SET SESSION CHARACTERISTICS AS TRANSACTION ISOLATION LEVEL | Teradata Vantage - Definition of Isolation Level - Analytics Database - Teradata Vantage

SQL Data Definition Language Detailed Topics

Analytics Database
Teradata Vantage
Release Number
June 2022
English (United States)
Last Update
Product Category
Teradata Vantage™

The ANSI SQL:2011 standard defines isolation level as follows: “The isolation level of an SQL-transaction defines the degree to which the operations on SQL-data or schemas in that SQL-transaction are affected by the effects of and can affect operations on SQL-data or schemas in concurrent SQL-transactions” (International Standard ISO/IEC 9075-2:2011(E), Part 2: Foundation (SQL/Foundation), 2011, pages 133 and 134) Note that isolation level is a concept related to concurrently running transactions and how well their updates are protected from one another as a system processes their respective transactions.

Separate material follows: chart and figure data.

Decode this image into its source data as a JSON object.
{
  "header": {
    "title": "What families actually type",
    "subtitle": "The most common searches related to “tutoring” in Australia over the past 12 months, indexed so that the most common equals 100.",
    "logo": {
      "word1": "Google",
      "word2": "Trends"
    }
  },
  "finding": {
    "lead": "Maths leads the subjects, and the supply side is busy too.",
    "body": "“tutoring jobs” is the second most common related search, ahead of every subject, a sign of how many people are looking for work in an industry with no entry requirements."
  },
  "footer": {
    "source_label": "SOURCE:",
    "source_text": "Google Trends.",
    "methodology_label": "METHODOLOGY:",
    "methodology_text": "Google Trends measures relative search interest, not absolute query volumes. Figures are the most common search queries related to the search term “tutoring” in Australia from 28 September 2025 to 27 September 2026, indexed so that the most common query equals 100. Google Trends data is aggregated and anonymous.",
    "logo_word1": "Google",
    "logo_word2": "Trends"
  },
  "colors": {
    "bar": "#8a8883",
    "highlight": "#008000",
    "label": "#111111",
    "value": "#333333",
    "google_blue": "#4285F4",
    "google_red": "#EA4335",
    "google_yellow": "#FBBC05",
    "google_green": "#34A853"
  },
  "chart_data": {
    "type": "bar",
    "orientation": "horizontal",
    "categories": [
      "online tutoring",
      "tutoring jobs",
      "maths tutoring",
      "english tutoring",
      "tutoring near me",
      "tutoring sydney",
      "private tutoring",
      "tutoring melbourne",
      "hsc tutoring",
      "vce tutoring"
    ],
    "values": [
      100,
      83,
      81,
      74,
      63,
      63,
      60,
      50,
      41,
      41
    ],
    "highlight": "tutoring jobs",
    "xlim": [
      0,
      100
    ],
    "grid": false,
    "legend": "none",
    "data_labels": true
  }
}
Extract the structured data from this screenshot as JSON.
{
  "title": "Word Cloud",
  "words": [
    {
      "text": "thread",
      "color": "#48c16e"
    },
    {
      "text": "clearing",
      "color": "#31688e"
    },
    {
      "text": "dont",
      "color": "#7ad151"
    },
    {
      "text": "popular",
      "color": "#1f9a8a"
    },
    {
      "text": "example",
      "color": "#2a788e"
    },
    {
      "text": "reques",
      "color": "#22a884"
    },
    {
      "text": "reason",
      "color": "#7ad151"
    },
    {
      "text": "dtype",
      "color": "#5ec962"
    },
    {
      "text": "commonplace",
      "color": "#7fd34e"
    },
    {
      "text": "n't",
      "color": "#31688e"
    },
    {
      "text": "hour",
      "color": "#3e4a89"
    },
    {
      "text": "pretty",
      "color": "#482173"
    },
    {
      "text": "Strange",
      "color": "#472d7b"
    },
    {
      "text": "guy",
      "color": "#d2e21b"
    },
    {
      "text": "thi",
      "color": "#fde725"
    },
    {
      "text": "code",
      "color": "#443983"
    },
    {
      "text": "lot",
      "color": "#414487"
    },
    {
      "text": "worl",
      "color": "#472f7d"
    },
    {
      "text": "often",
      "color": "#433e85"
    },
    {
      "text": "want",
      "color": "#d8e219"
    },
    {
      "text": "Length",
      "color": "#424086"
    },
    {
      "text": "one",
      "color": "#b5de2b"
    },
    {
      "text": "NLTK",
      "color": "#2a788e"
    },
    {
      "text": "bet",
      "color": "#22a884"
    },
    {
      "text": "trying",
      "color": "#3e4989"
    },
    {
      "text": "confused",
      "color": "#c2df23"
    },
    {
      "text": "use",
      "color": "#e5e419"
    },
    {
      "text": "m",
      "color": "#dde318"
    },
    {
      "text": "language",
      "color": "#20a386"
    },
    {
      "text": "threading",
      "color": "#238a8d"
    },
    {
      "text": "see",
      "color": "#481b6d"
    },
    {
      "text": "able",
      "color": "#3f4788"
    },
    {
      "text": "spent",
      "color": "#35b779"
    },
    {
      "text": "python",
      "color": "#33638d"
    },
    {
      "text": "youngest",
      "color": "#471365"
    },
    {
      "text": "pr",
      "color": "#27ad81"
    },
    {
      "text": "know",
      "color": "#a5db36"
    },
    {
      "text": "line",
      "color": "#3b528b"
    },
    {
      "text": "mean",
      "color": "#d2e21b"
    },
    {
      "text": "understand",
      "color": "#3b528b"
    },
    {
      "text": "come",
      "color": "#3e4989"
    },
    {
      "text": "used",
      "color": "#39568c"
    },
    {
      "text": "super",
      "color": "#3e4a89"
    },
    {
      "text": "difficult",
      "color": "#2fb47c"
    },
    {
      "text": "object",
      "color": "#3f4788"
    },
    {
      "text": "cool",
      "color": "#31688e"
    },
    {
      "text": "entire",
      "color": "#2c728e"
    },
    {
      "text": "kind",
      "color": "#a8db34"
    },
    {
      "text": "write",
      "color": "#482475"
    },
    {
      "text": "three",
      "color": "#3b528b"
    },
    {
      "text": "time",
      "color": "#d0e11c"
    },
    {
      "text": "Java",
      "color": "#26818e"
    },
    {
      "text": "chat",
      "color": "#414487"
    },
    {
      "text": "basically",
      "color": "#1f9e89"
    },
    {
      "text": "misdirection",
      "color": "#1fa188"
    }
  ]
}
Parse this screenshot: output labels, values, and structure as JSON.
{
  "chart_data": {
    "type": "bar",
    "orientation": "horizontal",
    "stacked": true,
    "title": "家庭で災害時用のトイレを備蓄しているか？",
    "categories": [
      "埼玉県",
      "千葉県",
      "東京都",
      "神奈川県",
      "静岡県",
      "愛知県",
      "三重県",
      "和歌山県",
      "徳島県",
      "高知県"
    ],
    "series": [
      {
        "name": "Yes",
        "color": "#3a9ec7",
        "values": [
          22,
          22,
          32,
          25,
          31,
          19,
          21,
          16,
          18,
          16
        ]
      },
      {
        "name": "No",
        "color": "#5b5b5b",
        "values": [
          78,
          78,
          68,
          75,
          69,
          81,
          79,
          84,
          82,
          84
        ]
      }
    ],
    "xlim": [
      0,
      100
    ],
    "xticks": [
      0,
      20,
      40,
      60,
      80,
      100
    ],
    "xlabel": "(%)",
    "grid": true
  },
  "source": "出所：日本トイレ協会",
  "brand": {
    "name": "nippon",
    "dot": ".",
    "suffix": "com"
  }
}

Also note that the definition for isolation used in the original definition of the ACID properties of transactions (see Teradata Vantage™ - SQL Request and Transaction Processing, B035-1142) is synonymous with the definition for serializable, so it does not allow different levels of isolation for transactions: a transaction is either isolated or it is not isolated.

The standard defines three different phenomena that have different characteristics for various transaction isolation levels. These phenomena are defined in the following table, which is adapted from a list in the ANSI SQL:2011 standard (International Standard ISO/IEC 9075-2:2011(E), Part 2: Foundation (SQL/Foundation), 2011, pages 134 and 135).

Phenomenon Abbreviation Description
Dirty Read P1 Transaction t1 modifies a row.

Transaction t2 then reads that row before t1 performs a COMMIT request.

If t1 then performs a ROLLBACK request, t2 will have read a row that was never committed, so that row can be considered never to have existed.

Non-Repeatable Read P2 Transaction t1 reads a row.

Transaction t2 then updates or deletes that row and performs a COMMIT request.

If t1 then attempts to read the row again, the database might return the updated value or the row might have been deleted.

Phantom Read P3 Transaction t1 reads a set of rows n that satisfy some search condition.

Transaction t2 then executes SQL requests that generate one or more rows that also satisfy the search condition used by transaction t1.

If transaction t1 then repeats its initial read using the same search condition, the database returns a different set of rows.

The following table, which is also adapted from the ANSI standard (Table 8, International Standard ISO/IEC 9075-2:2011(E), Part 2: Foundation (SQL/Foundation), 2011, pages 134 and 135), explains how the behavior of these phenomena differs depending on the transaction isolation level.

Isolation Level P1 P2 P3
READ UNCOMMITTED possible possible possible
SERIALIZABLE not possible not possible not possible

A footnote to this table in the ANSI SQL:2011 standard notes the following: “The exclusion of these phenomena for SQL-transactions executing at isolation level SERIALIZABLE is a consequence of the requirement that such transactions be serializable.” While this statement borders on being a tautology, it can, and should, also be read as indicating that any critical database transactions should always be run under an isolation level of SERIALIZABLE.